Taking Care Of Business

Thursday, November 11th, 2010 | Author:

Six days you shall labor and do all your work and the seventh day is a sabbath to YHWH your God; you shall not do any work . . . Exodus 20:9-10

Six Days – Religion that takes away the Sabbath leaves us “with a life of weekdays.”[1] Doesn’t that sound appealing?  One day just like the next, forever – until you die.  That’s what we want, isn’t it?  A life of continual work.  Kauffman, a non-believer, recognizes that life without Shabbat is a flat two-dimensional existence devoid of beauty and rejoicing.  No wonder Americans take more vacations than any other civilization.  They are work-weary.  They have removed Shabbat from life.

Six days – sheshet yamim – you shall labor.  Why is that so hard to comprehend and apply?  The Christian Church did nothing to relieve Man of a life of weekdays.  It is responsible for this problem.  With creeds that required denying Shabbath, the Church foisted upon the world one of life’s greatest tragedies – no rest for the wicked, or for the righteous.  Once the law of God was stripped from the culture, it was only a matter of time before the culture’s religion reflected the culture’s true foundation.  Man is the measure of all things.  I will simply practice Sabbath in my own way on my own day.  I’ll take an hour off for church.  I’ll go to the annual retreat (unless I have to work).  I’ll fit in some relaxation sometime – but not now.  Now I am too busy with being a weekday warrior.

Burn, baby, burn!  Burn up your life as quickly as you can.  Burn the candle from both ends.  Drink another cup of coffee and keep going.  What’s the point of stopping?  If I stop I will have to confront the futility of my life, the endless emptiness of “more is less” accomplishments.  If I stop I might discover that I no longer know how to rest, how to rejoice, how to be still before my God.  I am addicted to the pace.  I am a “doer.”  The idea of being still frightens me.  Maybe that’s why a moment of silence in church is always accompanied by musical background.  Silence is terribly traumatic for weekday addicts.  Try silencing your mind and you will see.
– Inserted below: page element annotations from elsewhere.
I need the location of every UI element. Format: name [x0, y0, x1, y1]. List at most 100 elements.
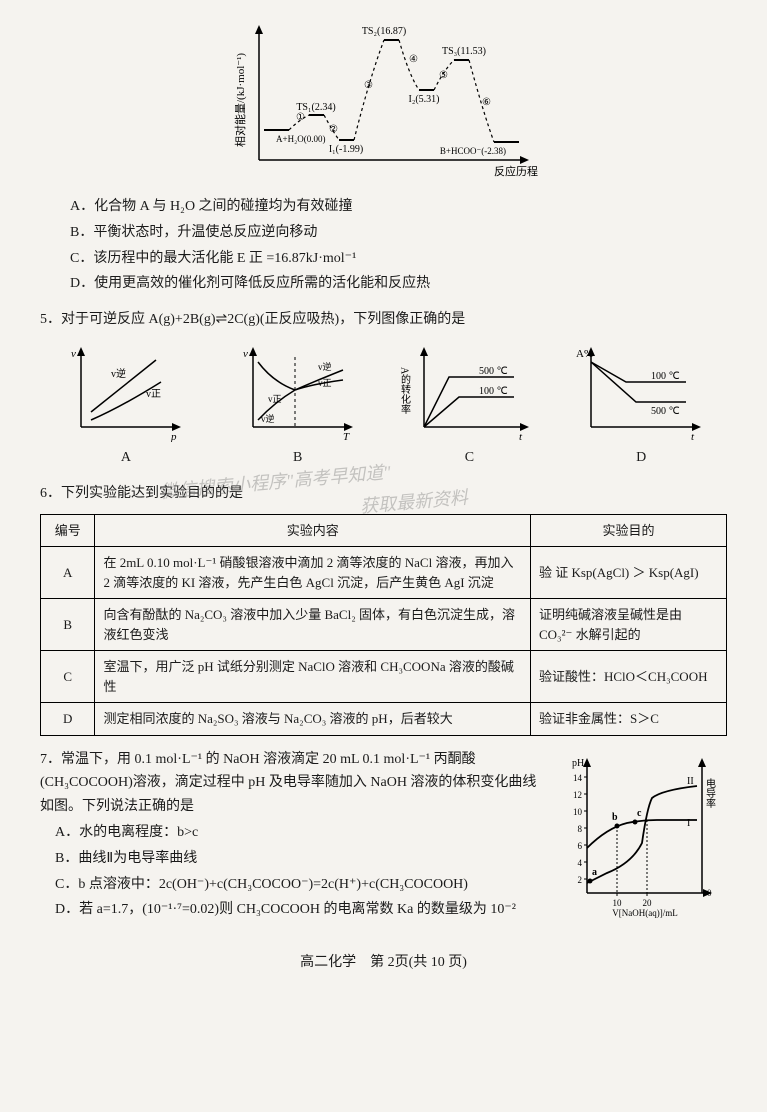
svg-text:v逆: v逆	[318, 361, 332, 372]
svg-text:v: v	[243, 348, 248, 360]
svg-text:t: t	[519, 431, 523, 442]
svg-text:500 ℃: 500 ℃	[479, 366, 508, 377]
svg-text:t: t	[691, 431, 695, 442]
q5-graph-c: A的转化率 t 500 ℃ 100 ℃ C	[399, 342, 539, 470]
row-d-id: D	[41, 703, 95, 736]
q7-text-block: 7．常温下，用 0.1 mol·L⁻¹ 的 NaOH 溶液滴定 20 mL 0.…	[40, 748, 542, 927]
svg-text:500 ℃: 500 ℃	[651, 406, 680, 417]
svg-text:6: 6	[578, 841, 583, 851]
svg-text:TS₃(11.53): TS₃(11.53)	[442, 46, 486, 57]
svg-text:20: 20	[643, 898, 653, 908]
svg-text:v正: v正	[146, 389, 161, 400]
svg-text:I₁(-1.99): I₁(-1.99)	[328, 144, 362, 155]
svg-text:④: ④	[409, 54, 418, 65]
energy-chart-svg: TS₂(16.87) TS₃(11.53) TS₁(2.34) I₂(5.31)…	[224, 20, 544, 180]
table-header-row: 编号 实验内容 实验目的	[41, 514, 727, 547]
svg-text:p: p	[170, 431, 177, 442]
question-5: 5．对于可逆反应 A(g)+2B(g)⇌2C(g)(正反应吸热)，下列图像正确的…	[40, 308, 727, 470]
energy-profile-diagram: TS₂(16.87) TS₃(11.53) TS₁(2.34) I₂(5.31)…	[224, 20, 544, 180]
q5-stem: 5．对于可逆反应 A(g)+2B(g)⇌2C(g)(正反应吸热)，下列图像正确的…	[40, 308, 727, 332]
svg-text:①: ①	[296, 112, 305, 123]
svg-text:pH: pH	[572, 758, 584, 769]
row-b-purpose: 证明纯碱溶液呈碱性是由 CO₃²⁻ 水解引起的	[530, 599, 726, 651]
header-id: 编号	[41, 514, 95, 547]
row-b-content: 向含有酚酞的 Na₂CO₃ 溶液中加入少量 BaCl₂ 固体，有白色沉淀生成，溶…	[95, 599, 531, 651]
table-row: B 向含有酚酞的 Na₂CO₃ 溶液中加入少量 BaCl₂ 固体，有白色沉淀生成…	[41, 599, 727, 651]
table-row: C 室温下，用广泛 pH 试纸分别测定 NaClO 溶液和 CH₃COONa 溶…	[41, 651, 727, 703]
svg-text:v逆: v逆	[261, 413, 275, 424]
svg-text:T: T	[343, 431, 350, 442]
svg-text:100 ℃: 100 ℃	[651, 371, 680, 382]
svg-text:I: I	[687, 818, 690, 829]
svg-text:v正: v正	[318, 378, 332, 388]
svg-text:14: 14	[573, 773, 583, 783]
svg-text:A%: A%	[576, 348, 593, 360]
option-c: C．该历程中的最大活化能 E 正 =16.87kJ·mol⁻¹	[40, 247, 727, 271]
svg-text:反应历程: 反应历程	[494, 164, 538, 178]
row-a-purpose: 验 证 Ksp(AgCl) ＞ Ksp(AgI)	[530, 547, 726, 599]
svg-text:12: 12	[573, 790, 582, 800]
svg-text:V[NaOH(aq)]/mL: V[NaOH(aq)]/mL	[612, 908, 677, 918]
graph-b-label: B	[228, 446, 368, 470]
q7-graph: 2 4 6 8 10 12 14 10 20	[557, 748, 727, 927]
svg-text:b: b	[612, 812, 618, 823]
row-b-id: B	[41, 599, 95, 651]
option-b: B．平衡状态时，升温使总反应逆向移动	[40, 221, 727, 245]
svg-text:v逆: v逆	[111, 367, 126, 380]
row-c-content: 室温下，用广泛 pH 试纸分别测定 NaClO 溶液和 CH₃COONa 溶液的…	[95, 651, 531, 703]
row-a-id: A	[41, 547, 95, 599]
row-c-purpose: 验证酸性：HClO＜CH₃COOH	[530, 651, 726, 703]
experiment-table: 编号 实验内容 实验目的 A 在 2mL 0.10 mol·L⁻¹ 硝酸银溶液中…	[40, 514, 727, 736]
question-6: 6．下列实验能达到实验目的的是 微信搜索小程序"高考早知道" 获取最新资料 编号…	[40, 482, 727, 736]
q7-option-a: A．水的电离程度：b>c	[40, 821, 542, 845]
header-content: 实验内容	[95, 514, 531, 547]
question-7: 7．常温下，用 0.1 mol·L⁻¹ 的 NaOH 溶液滴定 20 mL 0.…	[40, 748, 727, 927]
option-a: A．化合物 A 与 H₂O 之间的碰撞均为有效碰撞	[40, 195, 727, 219]
svg-text:②: ②	[329, 124, 338, 135]
row-a-content: 在 2mL 0.10 mol·L⁻¹ 硝酸银溶液中滴加 2 滴等浓度的 NaCl…	[95, 547, 531, 599]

Most Christians have no idea how to enter into the Sabbath.  They have grown up on weekday mania.  They were breast-fed from the city that never sleeps.  Because the Church teaches nothing about God’s rest, believers are often so confused that they opt for whatever the priests suggest.  It is better to tithe than to rest, right?

“Return to the covenant” is the word picture of Shabbat.  Shuv + Tau.  Return (shuv) has an additional picture – “destroy the house,” that is, “leave nothing behind.”  Don’t carry over days 1 to 6 into the rest of day 7.  Leave it behind.  Return to the covenant empty-handed.  Let God provide.

If we are going to stand up against the culture of accumulation, we must empty ourselves for this seventh day celebration.  We must put aside the pace.  We must return to our source, our deliverer, the one who rescues us from self-destruction, the one who puts life into living.  Or maybe you’d rather be exhausted all the time.  You might be used to that.

Topical Index:  Sabbath, six days, sheshet yamim, Exodus 20:9


[1] Walter Kauffman, in the introduction to Martin Buber, I and Thou, p. 30.